All this points to leaving the Hydra Doc on the bench until later in the game. You’ll often have more wounded opponents, and vulnerable beacons, later on in the match. I now use the Hydra Doc to secure advantage. If we’re up three beacons to two with a decent lead, then he makes an excellent relief pitcher. Even if I can’t find wounded enemies or vulnerable beacons, being able to harass and distract can keep the enemy’s focus on me rather than on recapturing the advantage.
This is what I’ve discerned thus far. I love the Hydra Doc, though I’m undecided right now whether I like it more than the Tulumbas Doc, which does offer direct force projection and midrange support. Alas, unless I lose another six pounds, I’m going to have to go with one or the other.
We’ll know soon enough.
Today’s shout out goes to the hilariously-named ActionMFjaxon, of The Wild Rovers clan [WSKY]. We spawned on the dam bridge in Springfield, and with an Aphid Destrier to my left to pick up the dam beacon, I turned right and headed for the city beacon.
That’s when I ran smack into this guy, with not one, but two Anciles on his Natasha. The build, the name, the clan tag, I couldn’t stop laughing- there was no way I wasn’t gonna follow this guy to the gates of hell.
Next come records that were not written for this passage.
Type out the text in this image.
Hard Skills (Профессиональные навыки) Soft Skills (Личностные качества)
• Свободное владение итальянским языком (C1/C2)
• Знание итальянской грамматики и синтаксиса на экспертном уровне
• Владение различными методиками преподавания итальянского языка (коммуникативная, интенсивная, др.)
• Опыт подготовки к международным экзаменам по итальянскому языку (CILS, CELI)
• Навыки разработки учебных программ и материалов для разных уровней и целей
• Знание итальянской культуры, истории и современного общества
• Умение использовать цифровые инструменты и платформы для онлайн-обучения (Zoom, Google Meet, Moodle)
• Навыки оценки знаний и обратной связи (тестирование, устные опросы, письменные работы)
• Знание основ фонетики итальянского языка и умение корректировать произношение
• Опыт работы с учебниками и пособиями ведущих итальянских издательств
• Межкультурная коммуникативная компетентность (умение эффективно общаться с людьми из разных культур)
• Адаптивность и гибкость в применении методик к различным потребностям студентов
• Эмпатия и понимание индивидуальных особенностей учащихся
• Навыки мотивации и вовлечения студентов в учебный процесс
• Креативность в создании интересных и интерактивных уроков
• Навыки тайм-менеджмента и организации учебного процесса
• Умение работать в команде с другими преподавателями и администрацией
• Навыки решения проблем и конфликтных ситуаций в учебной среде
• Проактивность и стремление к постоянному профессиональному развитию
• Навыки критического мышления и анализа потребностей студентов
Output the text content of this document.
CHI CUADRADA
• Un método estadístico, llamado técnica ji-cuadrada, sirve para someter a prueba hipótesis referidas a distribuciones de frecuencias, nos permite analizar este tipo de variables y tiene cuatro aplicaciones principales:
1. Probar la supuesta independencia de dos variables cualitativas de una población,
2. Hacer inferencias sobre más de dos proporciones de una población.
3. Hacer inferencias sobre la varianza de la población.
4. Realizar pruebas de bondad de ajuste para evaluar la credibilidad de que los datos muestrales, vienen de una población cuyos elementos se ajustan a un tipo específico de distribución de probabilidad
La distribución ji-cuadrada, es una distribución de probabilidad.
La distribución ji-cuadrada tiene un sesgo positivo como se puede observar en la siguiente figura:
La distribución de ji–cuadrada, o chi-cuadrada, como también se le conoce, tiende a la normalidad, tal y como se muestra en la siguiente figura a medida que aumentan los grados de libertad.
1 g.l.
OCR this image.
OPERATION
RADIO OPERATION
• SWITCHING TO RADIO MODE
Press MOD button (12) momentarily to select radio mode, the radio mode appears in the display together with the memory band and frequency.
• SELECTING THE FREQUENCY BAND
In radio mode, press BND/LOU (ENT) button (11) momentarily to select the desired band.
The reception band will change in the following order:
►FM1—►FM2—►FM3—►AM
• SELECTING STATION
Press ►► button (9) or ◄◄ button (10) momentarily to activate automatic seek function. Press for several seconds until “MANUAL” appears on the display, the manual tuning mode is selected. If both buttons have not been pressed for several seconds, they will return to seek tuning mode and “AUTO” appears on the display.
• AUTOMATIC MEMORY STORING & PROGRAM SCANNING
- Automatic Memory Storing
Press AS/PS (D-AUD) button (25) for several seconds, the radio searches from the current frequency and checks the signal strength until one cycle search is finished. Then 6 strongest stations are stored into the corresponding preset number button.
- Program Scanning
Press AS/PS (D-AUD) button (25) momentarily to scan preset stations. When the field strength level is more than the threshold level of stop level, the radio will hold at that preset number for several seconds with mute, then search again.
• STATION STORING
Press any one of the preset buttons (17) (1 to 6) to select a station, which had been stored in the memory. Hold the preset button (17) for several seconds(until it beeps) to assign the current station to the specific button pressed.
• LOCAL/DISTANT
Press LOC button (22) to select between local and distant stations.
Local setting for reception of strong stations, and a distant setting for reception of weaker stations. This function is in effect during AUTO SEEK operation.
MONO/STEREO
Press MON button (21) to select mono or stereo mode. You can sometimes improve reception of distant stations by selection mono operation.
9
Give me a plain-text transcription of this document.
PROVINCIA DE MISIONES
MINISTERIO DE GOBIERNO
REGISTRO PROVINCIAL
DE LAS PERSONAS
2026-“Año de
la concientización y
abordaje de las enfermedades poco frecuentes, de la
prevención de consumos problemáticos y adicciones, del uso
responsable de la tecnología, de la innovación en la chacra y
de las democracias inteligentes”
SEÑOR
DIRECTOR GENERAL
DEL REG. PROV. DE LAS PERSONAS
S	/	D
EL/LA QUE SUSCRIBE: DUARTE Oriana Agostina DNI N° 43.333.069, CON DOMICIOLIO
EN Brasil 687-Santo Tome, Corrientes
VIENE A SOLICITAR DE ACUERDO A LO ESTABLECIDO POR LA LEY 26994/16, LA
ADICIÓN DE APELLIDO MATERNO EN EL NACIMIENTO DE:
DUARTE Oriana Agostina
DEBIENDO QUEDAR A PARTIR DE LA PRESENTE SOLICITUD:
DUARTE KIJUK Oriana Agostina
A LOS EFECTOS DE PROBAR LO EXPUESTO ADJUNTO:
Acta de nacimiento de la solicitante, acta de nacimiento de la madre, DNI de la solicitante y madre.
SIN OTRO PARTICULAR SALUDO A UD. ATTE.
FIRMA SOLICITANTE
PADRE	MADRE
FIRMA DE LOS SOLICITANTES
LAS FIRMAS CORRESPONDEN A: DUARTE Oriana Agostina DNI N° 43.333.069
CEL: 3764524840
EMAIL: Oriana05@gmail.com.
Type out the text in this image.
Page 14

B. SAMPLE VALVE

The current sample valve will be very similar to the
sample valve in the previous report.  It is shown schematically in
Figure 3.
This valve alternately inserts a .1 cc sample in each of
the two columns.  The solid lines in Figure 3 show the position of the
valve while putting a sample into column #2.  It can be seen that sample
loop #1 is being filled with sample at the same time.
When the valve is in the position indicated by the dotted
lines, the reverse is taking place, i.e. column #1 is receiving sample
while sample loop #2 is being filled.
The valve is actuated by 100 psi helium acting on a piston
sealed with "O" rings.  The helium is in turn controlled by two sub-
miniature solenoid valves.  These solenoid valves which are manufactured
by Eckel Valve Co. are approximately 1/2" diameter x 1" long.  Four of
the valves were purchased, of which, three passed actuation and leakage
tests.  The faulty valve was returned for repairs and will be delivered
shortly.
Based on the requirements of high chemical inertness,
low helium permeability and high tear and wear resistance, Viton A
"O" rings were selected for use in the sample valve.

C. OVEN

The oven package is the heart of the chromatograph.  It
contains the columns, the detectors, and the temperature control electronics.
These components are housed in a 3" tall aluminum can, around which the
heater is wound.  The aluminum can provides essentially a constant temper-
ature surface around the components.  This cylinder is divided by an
Which is about as far as we got. He made a beeline for center beacon, and like the small dog in a Kibbles & Bits commercial I dutifully tagged along. We waded in, but so did the enemy. When I left the protective shell to pounce on an enemy we’d flushed out, I left myself open to a counterattack and soon fell. I watched the beacon for a little while, and when it went Red, I knew my friend had fallen.